On June 15, Germany-based Linde AG, which owns 89.48 per cent in BOC India through its subsidiaries, proposed to de-list the industrial gas maker's shares by purchasing the remaining stake from public shareholders. Since then, BOC India's shares, which closed at Rs 290.05 on BSE on Wednesday, have gained about 21 per cent.
"It makes sense for companies which are growing through their own cash flows to de-list from stock exchanges," said Deven Choksey, managing director at Mumbai-based KR Choksey Shares and Securities. "By doing this, they can also avoid unnecessary regulatory compliance."

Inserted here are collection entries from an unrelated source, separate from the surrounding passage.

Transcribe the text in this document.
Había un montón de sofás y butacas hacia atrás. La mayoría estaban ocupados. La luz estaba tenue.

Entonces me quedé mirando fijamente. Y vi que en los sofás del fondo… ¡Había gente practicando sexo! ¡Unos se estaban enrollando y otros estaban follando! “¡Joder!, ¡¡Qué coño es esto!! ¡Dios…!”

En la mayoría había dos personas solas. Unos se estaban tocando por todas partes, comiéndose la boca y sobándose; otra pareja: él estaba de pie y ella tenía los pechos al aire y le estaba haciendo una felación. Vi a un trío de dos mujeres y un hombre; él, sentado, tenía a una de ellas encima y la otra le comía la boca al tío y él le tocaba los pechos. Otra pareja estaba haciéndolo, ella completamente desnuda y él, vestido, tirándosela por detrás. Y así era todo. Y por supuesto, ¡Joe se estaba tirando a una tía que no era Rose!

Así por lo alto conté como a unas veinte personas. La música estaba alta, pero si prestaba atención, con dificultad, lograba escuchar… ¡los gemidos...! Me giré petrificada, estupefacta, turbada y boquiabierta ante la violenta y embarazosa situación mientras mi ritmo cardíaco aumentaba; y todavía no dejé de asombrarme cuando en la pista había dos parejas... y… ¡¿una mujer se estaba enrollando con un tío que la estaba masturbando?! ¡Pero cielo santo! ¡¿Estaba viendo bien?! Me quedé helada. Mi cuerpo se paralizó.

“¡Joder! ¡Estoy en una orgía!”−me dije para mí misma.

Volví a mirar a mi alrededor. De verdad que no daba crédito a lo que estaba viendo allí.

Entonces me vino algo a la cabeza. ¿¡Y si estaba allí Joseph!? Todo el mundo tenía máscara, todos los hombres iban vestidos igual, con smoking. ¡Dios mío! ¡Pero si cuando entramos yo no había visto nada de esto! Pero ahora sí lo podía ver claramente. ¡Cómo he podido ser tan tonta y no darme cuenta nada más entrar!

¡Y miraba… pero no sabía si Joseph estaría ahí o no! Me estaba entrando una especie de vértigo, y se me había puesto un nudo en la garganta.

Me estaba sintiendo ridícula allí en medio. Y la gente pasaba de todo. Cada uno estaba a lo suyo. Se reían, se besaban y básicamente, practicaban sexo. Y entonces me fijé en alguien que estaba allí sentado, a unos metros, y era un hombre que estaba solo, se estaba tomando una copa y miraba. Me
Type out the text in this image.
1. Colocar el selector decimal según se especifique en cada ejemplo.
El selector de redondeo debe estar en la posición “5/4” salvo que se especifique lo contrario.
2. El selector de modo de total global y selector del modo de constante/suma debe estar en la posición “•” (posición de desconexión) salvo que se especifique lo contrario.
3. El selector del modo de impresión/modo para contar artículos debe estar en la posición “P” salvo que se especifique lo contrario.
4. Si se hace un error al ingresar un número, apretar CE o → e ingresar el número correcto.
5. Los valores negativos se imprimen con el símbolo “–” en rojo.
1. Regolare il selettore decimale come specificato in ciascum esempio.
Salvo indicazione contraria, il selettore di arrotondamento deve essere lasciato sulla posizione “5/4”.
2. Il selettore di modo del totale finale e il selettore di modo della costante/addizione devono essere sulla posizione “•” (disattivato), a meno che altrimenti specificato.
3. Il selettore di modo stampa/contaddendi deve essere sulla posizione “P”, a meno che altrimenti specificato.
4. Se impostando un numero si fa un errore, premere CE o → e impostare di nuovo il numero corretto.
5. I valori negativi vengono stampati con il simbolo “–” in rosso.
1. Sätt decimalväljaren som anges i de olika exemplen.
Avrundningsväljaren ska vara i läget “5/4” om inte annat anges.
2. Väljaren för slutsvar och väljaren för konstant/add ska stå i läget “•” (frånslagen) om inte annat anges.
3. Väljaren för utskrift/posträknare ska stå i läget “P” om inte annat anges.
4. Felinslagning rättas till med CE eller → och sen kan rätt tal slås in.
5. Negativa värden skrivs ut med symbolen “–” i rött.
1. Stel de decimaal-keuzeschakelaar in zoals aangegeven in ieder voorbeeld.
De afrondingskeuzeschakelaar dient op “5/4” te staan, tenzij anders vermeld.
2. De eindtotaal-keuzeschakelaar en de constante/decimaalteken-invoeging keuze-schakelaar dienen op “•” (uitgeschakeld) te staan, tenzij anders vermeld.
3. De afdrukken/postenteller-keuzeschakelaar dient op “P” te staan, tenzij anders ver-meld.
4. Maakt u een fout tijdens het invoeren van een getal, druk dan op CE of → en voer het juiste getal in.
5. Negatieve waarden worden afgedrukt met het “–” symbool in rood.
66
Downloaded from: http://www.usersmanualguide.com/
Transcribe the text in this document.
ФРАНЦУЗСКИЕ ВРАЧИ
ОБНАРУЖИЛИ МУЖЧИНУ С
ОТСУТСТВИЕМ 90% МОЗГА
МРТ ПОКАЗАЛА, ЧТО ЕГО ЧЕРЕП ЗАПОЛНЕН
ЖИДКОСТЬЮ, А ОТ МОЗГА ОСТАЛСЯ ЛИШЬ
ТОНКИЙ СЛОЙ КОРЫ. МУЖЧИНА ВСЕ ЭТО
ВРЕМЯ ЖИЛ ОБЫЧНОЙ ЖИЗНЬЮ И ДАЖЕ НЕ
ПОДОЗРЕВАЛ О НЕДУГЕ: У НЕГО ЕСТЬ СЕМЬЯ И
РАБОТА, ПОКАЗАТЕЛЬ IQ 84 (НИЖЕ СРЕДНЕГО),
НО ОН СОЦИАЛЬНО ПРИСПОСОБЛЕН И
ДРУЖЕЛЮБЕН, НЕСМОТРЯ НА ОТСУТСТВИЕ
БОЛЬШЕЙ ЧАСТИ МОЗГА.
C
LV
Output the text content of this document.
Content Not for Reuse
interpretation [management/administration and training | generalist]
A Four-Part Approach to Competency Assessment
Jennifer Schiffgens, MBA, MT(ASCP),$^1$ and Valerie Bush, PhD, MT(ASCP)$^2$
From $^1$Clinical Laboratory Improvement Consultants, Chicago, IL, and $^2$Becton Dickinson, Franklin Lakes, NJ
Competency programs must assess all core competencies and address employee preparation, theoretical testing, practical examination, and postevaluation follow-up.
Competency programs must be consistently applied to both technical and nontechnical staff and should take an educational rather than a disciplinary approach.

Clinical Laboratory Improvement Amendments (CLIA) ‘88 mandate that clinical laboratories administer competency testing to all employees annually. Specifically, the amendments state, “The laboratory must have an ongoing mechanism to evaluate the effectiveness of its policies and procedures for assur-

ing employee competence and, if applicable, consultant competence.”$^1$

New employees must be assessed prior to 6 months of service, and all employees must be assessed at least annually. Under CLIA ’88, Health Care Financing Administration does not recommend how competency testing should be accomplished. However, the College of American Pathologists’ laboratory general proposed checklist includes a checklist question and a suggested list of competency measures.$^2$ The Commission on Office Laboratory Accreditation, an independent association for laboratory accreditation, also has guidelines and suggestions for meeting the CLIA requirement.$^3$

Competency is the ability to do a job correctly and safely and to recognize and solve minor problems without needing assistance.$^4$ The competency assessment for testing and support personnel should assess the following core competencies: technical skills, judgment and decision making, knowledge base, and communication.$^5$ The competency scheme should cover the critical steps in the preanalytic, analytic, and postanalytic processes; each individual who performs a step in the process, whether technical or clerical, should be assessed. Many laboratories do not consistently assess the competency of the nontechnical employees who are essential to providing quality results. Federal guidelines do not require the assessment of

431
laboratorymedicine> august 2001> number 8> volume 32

Since July 4, shares of other companies in this category such as Fres Kabi Oncology, Alfa Laval, Gillette India, 3M India, Atlas Copco and Novartis have rallied more than 10 per cent on expectations of de-listing.
According to market experts, delisting is a bigger challenge for companies in which the retail holding is sizeable. Some MNCs that have retail holding in excess of 10 per cent include Alfa Laval, Atlas Copco, Warren Tea, Hella India, Honeywell Auto, Ineos ABS (India), Timken India, Sharp India, Wendt India and Novartis India.